Oleh: Dr. Khairuddin, S.Ag., M.A.

Beberapa waktu lalu, dalam perjalanan tugas dari ibu kota provinsi menuju salah satu kabupaten, saya dan rekan-rekan singgah di sebuah warung kopi sederhana sekitar pukul 23.00 WIB. Di tengah kesunyian malam, tempat itu justru ramai. Namun yang menarik perhatian bukan sekadar keramaian, melainkan pemandangan yang nyaris seragam: puluhan anak muda duduk melingkar, tangan kanan memegang rokok, tangan kiri menggenggam ponsel, mata terpaku pada layar, dan telinga hanya sesekali menangkap tawa saat menang dalam game.

Salah seorang rekan berbisik, “Pak, kalau begini keadaan generasi kita… kira-kira apa yang akan terjadi sepuluh atau dua puluh tahun ke depan?”

Saya menjawab sambil tersenyum pahit, “Mungkin nanti negara ini akan dibuat seperti game juga.”

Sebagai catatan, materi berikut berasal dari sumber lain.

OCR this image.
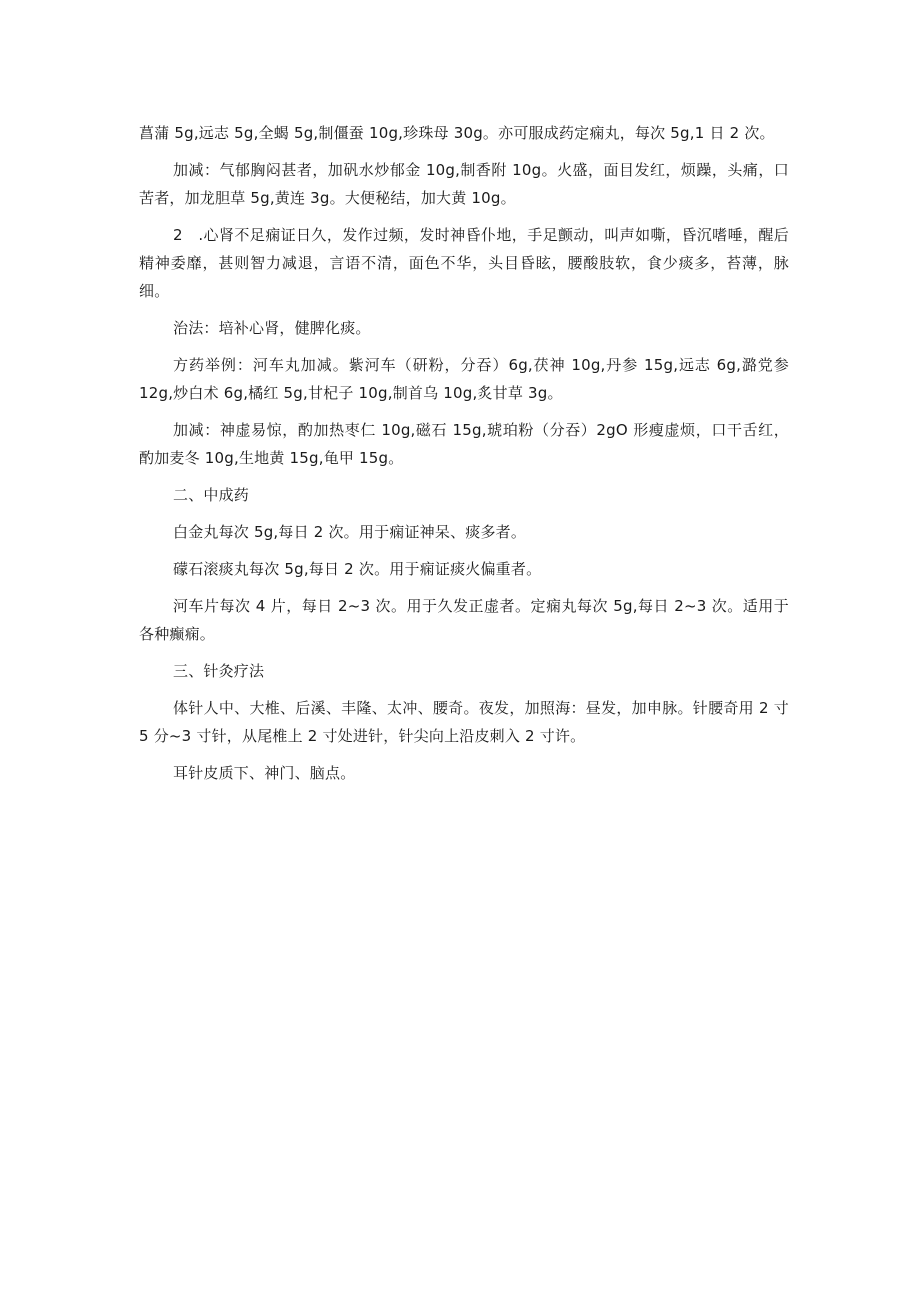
菖蒲 5g,远志 5g,全蝎 5g,制僵蚕 10g,珍珠母 30g。亦可服成药定痫丸，每次 5g,1 日 2 次。

加减：气郁胸闷甚者，加矾水炒郁金 10g,制香附 10g。火盛，面目发红，烦躁，头痛，口苦者，加龙胆草 5g,黄连 3g。大便秘结，加大黄 10g。

2　.心肾不足痫证日久，发作过频，发时神昏仆地，手足颤动，叫声如嘶，昏沉嗜唾，醒后精神委靡，甚则智力减退，言语不清，面色不华，头目昏眩，腰酸肢软，食少痰多，苔薄，脉细。

治法：培补心肾，健脾化痰。

方药举例：河车丸加减。紫河车（研粉，分吞）6g,茯神 10g,丹参 15g,远志 6g,潞党参 12g,炒白术 6g,橘红 5g,甘杞子 10g,制首乌 10g,炙甘草 3g。

加减：神虚易惊，酌加热枣仁 10g,磁石 15g,琥珀粉（分吞）2gO 形瘦虚烦，口干舌红，酌加麦冬 10g,生地黄 15g,龟甲 15g。

二、中成药

白金丸每次 5g,每日 2 次。用于痫证神呆、痰多者。

礞石滚痰丸每次 5g,每日 2 次。用于痫证痰火偏重者。

河车片每次 4 片，每日 2~3 次。用于久发正虚者。定痫丸每次 5g,每日 2~3 次。适用于各种癫痫。

三、针灸疗法

体针人中、大椎、后溪、丰隆、太冲、腰奇。夜发，加照海：昼发，加申脉。针腰奇用 2 寸 5 分~3 寸针，从尾椎上 2 寸处进针，针尖向上沿皮刺入 2 寸许。

耳针皮质下、神门、脑点。
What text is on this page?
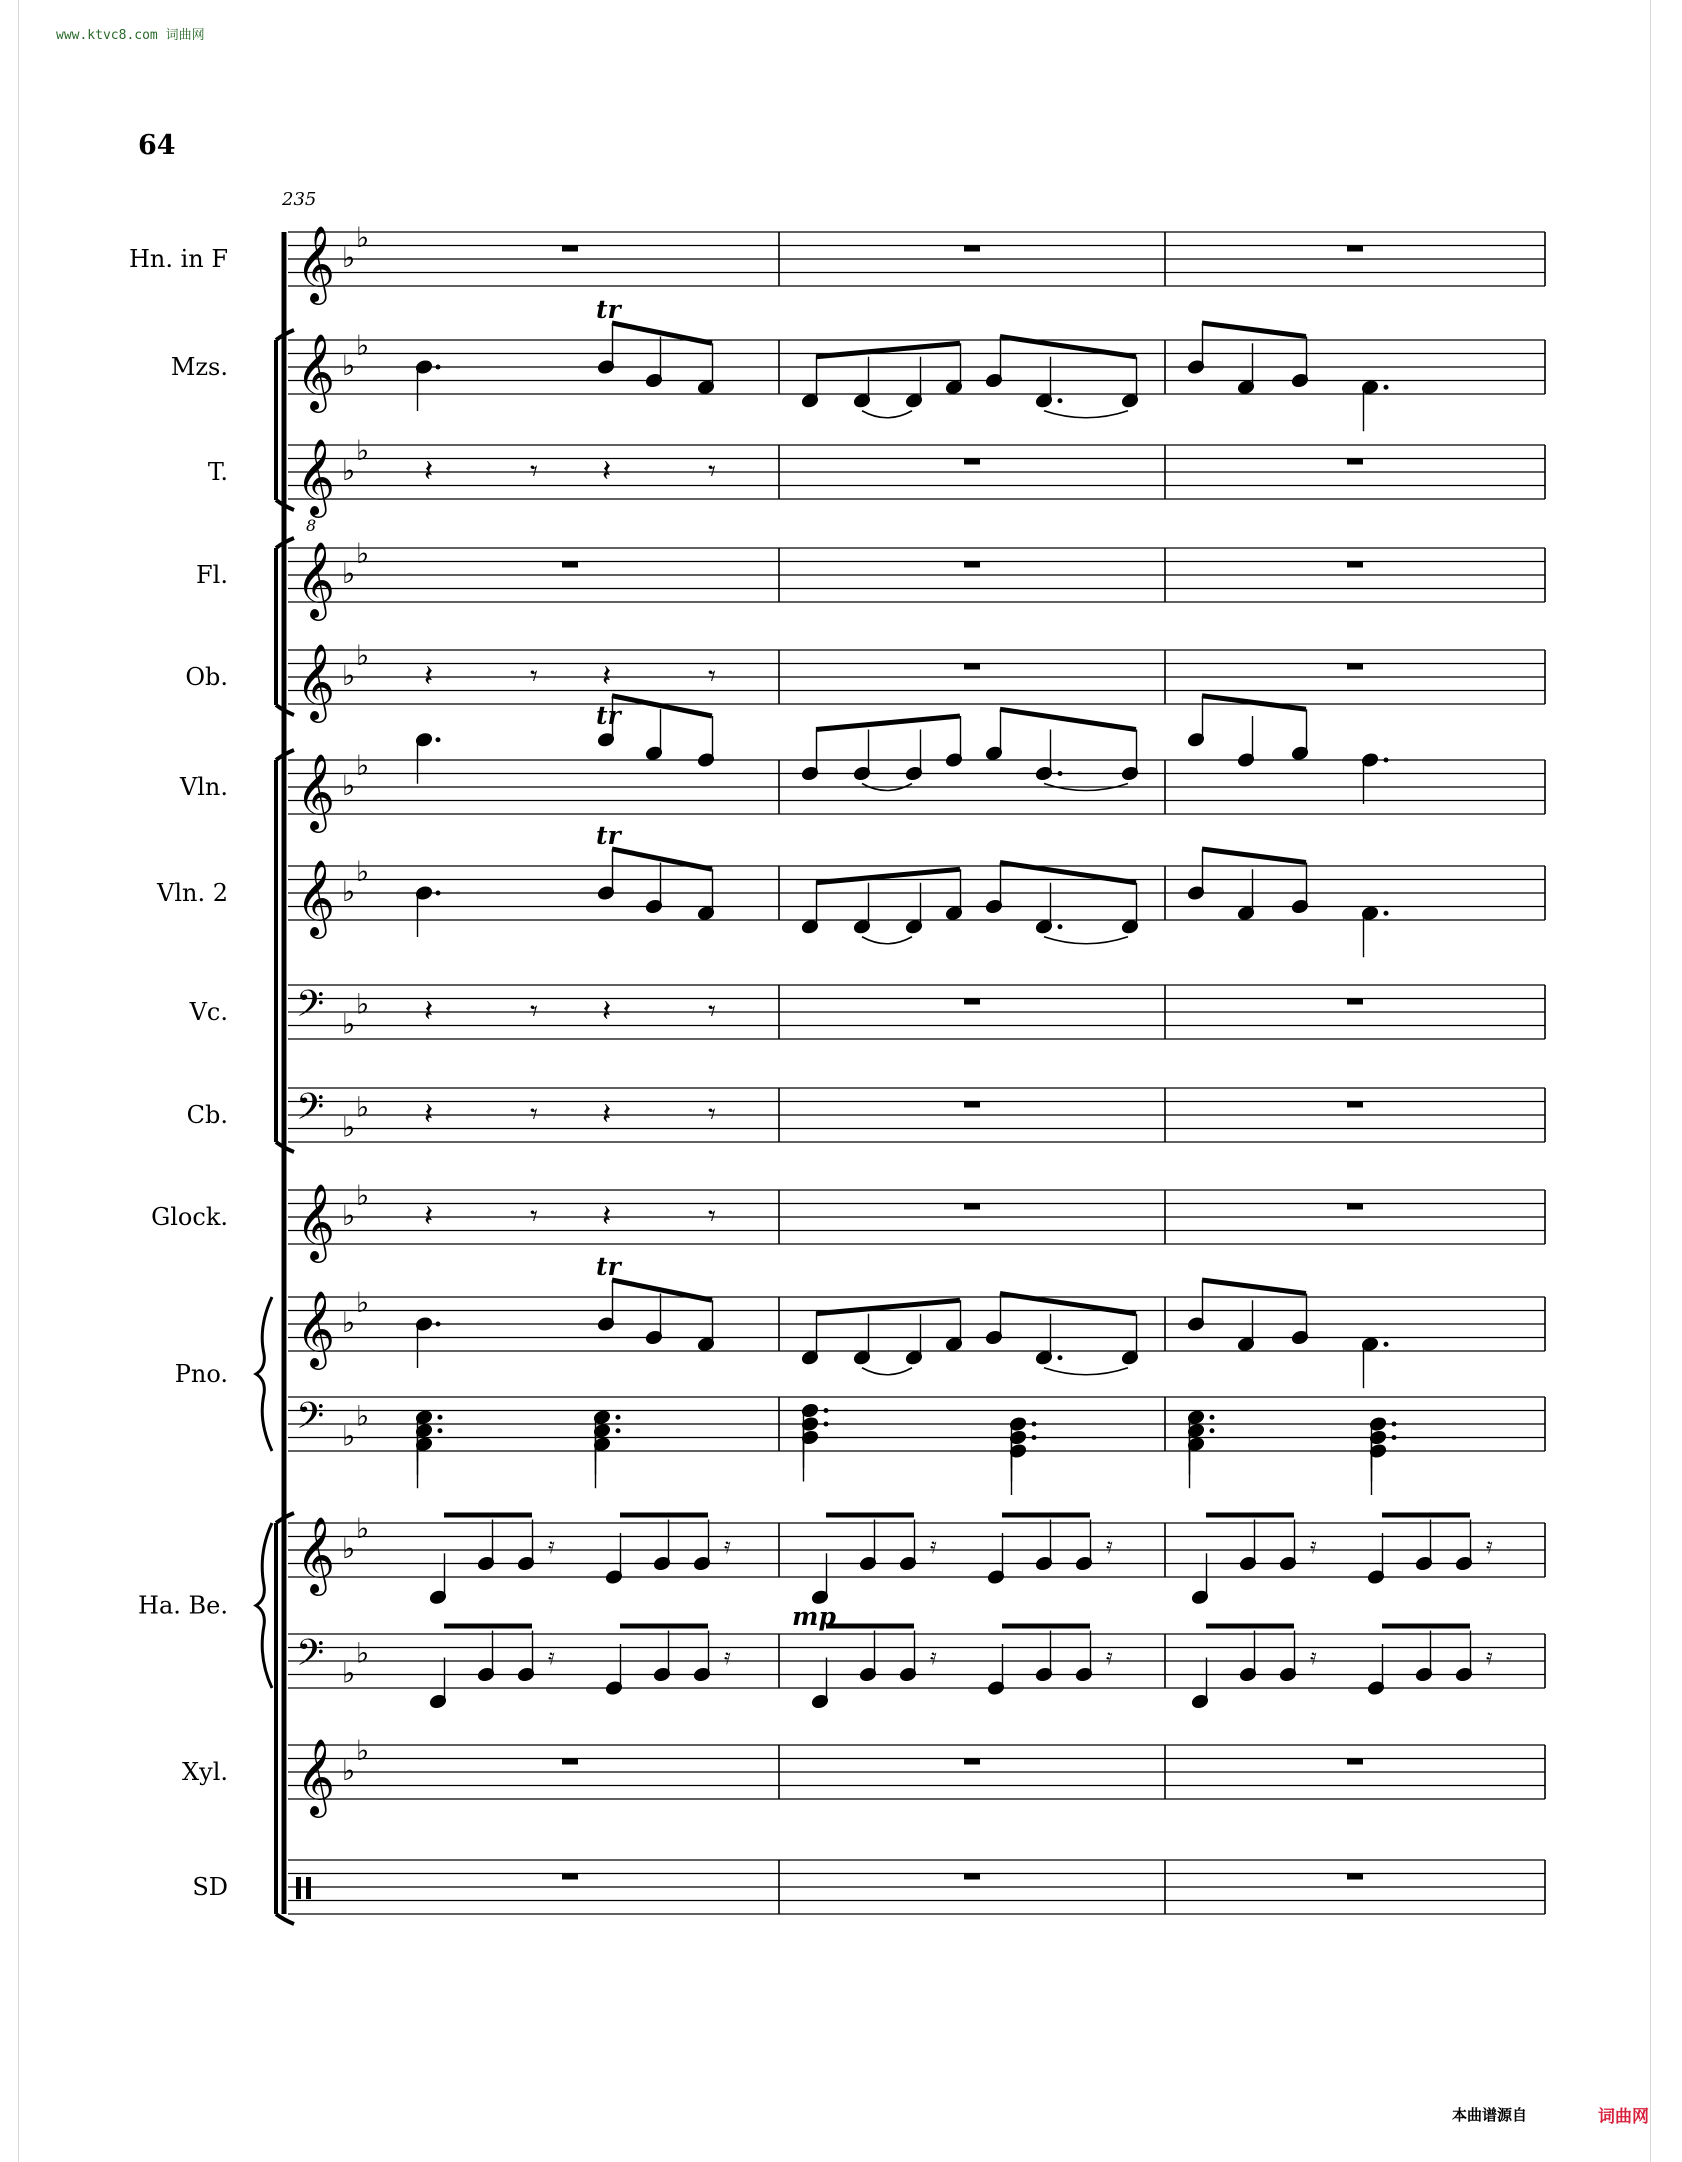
www.ktvc8.com 词曲网
64
Hn. in F
Mzs.
T.
Fl.
Ob.
Vln.
Vln. 2
Vc.
Cb.
Glock.
Pno.
Ha. Be.
Xyl.
SD
𝄞 ♭
♭
𝄞 ♭
♭
tr
𝄞
8
♭
♭
𝄽	𝄾 𝄽	𝄾
𝄞 ♭
♭
𝄞 ♭
♭
𝄽	𝄾 𝄽	𝄾
𝄞 ♭
♭
tr
𝄞 ♭
♭
tr
𝄢 ♭
♭ 𝄽	𝄾 𝄽	𝄾
𝄢 ♭
♭ 𝄽	𝄾 𝄽	𝄾
𝄞 ♭
♭
𝄽	𝄾 𝄽	𝄾
𝄞 ♭
♭
𝄢 ♭
♭
tr
𝄞 ♭
♭
𝄢 ♭
♭
𝄿	𝄿	𝄿	𝄿	𝄿	𝄿
𝄿	𝄿	𝄿	𝄿	𝄿	𝄿
mp
𝄞 ♭
♭
235
本曲谱源自	词曲网
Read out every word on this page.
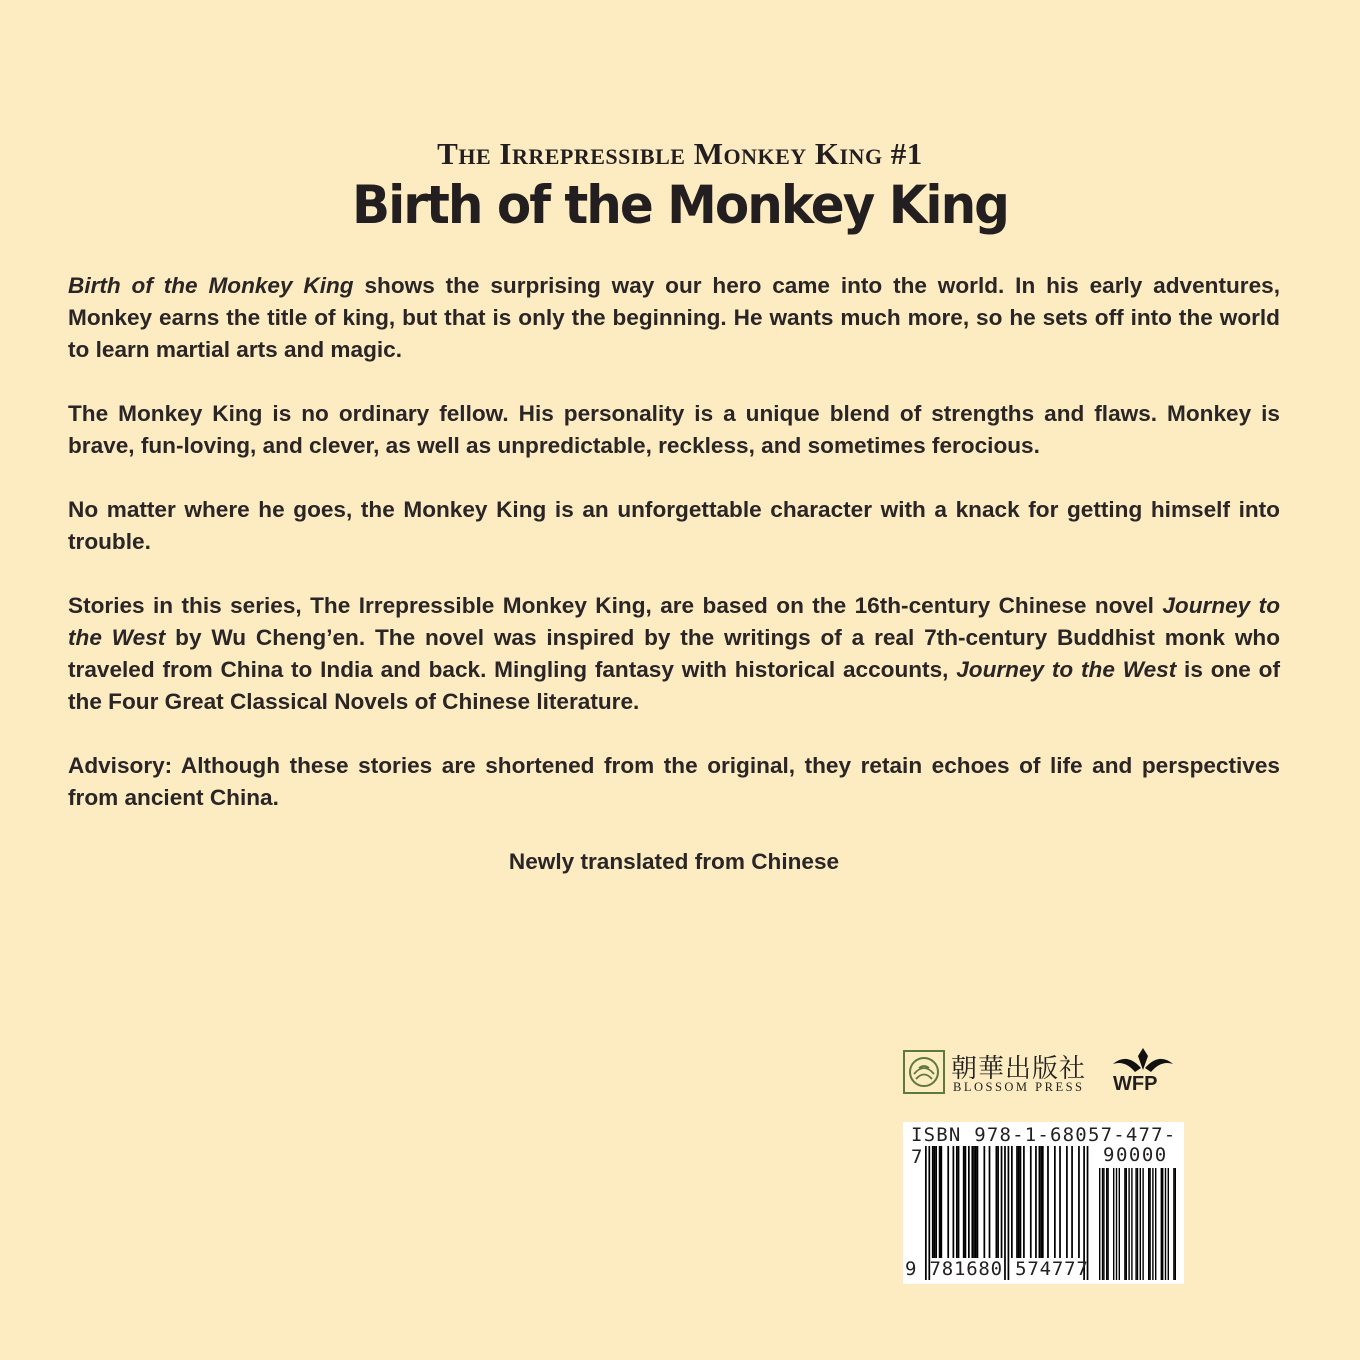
The Irrepressible Monkey King #1
Birth of the Monkey King

Birth of the Monkey King shows the surprising way our hero came into the world. In his early adventures, Monkey earns the title of king, but that is only the beginning. He wants much more, so he sets off into the world to learn martial arts and magic.

The Monkey King is no ordinary fellow. His personality is a unique blend of strengths and flaws. Monkey is brave, fun-loving, and clever, as well as unpredictable, reckless, and sometimes ferocious.

No matter where he goes, the Monkey King is an unforgettable character with a knack for getting himself into trouble.

Stories in this series, The Irrepressible Monkey King, are based on the 16th-century Chinese novel Journey to the West by Wu Cheng’en. The novel was inspired by the writings of a real 7th-century Buddhist monk who traveled from China to India and back. Mingling fantasy with historical accounts, Journey to the West is one of the Four Great Classical Novels of Chinese literature.

Advisory: Although these stories are shortened from the original, they retain echoes of life and perspectives from ancient China.

Newly translated from Chinese

朝華出版社
BLOSSOM PRESS WFP
ISBN 978-1-68057-477-7	90000
9 781680 574777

Sekilas jawaban itu seperti gurauan. Namun sesungguhnya, ia mengandung keresahan yang dalam. Sebab, kita sedang menyaksikan lahirnya generasi baru yang dibesarkan oleh dunia virtual, generasi yang mungkin kehilangan sentuhan dengan realitas.

Krisis Arah dan Identitas

Generasi muda hari ini berada dalam pusaran teknologi yang begitu kuat. Dunia digital menawarkan hiburan tanpa henti, pencapaian instan, dan ruang pelarian dari kenyataan hidup yang seringkali keras. Game menjadi candu, media sosial menjadi panggung identitas palsu, dan ruang nyata terasa semakin membosankan.

Kondisi ini bukan hanya menyangkut gaya hidup. Ini tentang krisis arah dan identitas. Ketika hidup hanya dipahami sebagai “yang penting enjoy”, maka makna hidup, cita-cita besar, bahkan semangat berbangsa bisa menguap begitu saja.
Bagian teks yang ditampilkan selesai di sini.